Stigma negatif, seperti anggapan bahwa penyandang disabilitas lambat, sulit dilatih, atau berisiko tinggi, semakin memperparah eksklusi mereka dari dunia kerja. Padahal, inklusivitas bukan hanya tentang memberikan kesempatan seadanya, tetapi juga tentang membuka jalan bagi potensi yang terpendam untuk berkembang.
Untuk menciptakan lingkungan kerja yang benar-benar inklusif dan berkelanjutan, Lukita menekankan pentingnya identifikasi posisi kerja yang sesuai dengan berbagai jenis disabilitas. Ia juga menegaskan bahwa penyandang disabilitas memiliki kemampuan yang setara, bahkan bisa lebih unggul, jika ditempatkan pada posisi yang tepat.
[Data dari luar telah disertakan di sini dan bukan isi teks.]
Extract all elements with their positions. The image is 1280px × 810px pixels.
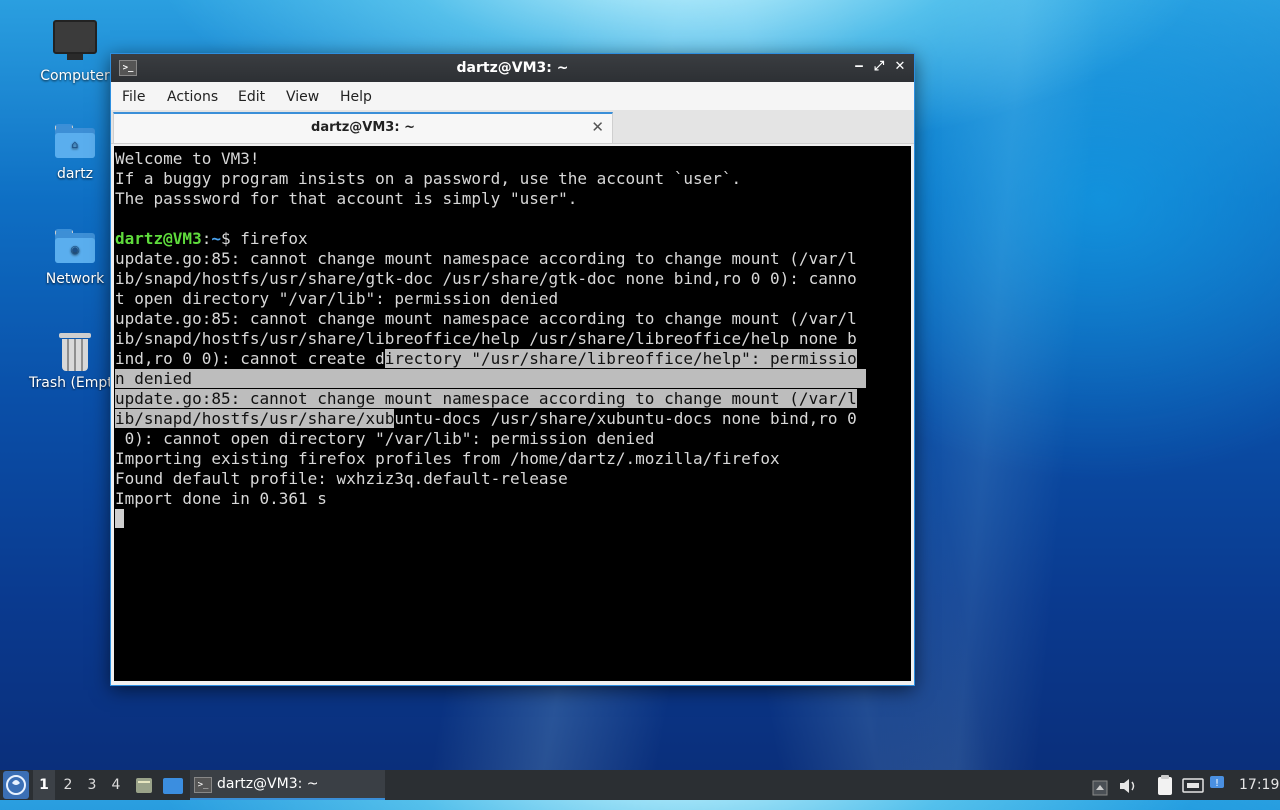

Pelatihan bagi pelaku usaha juga menjadi kunci agar proses pemetaan berjalan efektif. Lukita menambahkan bahwa sebagian besar perusahaan sudah menerapkan prinsip Keselamatan dan Kesehatan Kerja (K3) dan HIRAC, sehingga tinggal memperluas cakupannya agar inklusif terhadap disabilitas. Ia memberikan beberapa contoh pemetaan yang dapat dilakukan, seperti:
- Posisi kerja tanpa kebutuhan mobilitas tinggi dapat diisi oleh pengguna kursi roda.
- Pekerjaan yang membutuhkan kestabilan emosional sebaiknya tidak diberikan kepada individu dengan gangguan emosional.
- Posisi tanpa tuntutan intelegensi kompleks cocok untuk penyandang down syndrome.
Lukita menekankan bahwa pemetaan ini harus dilakukan oleh pihak yang memiliki kapasitas dan sumber daya yang memadai, bukan diserahkan kepada penyandang disabilitas itu sendiri. UNICEF Indonesia sendiri telah membuktikan komitmennya dengan merekrut seorang tunanetra setelah melakukan pemetaan posisi kerja yang sesuai. Proses ini juga melibatkan pelatihan internal bagi karyawan untuk memahami cara berinteraksi secara inklusif dan penyediaan perangkat kerja yang sesuai, seperti komputer dengan sistem pembaca suara.
Lukita menegaskan bahwa bentuk akomodasi ini adalah kewajiban, bukan pilihan. Ia merujuk pada Focused Discussion Group (FDG) bersama Komisi Nasional Disabilitas yang menekankan pentingnya akomodasi yang layak, termasuk juru bahasa isyarat bagi penyandang disabilitas tuli.
Lukita menyimpulkan bahwa mewujudkan inklusivitas tenaga kerja yang berkelanjutan adalah tantangan besar, tetapi bukan hal yang mustahil jika pelaku usaha dan masyarakat turut aktif berperan dan memberikan dukungan yang diperlukan.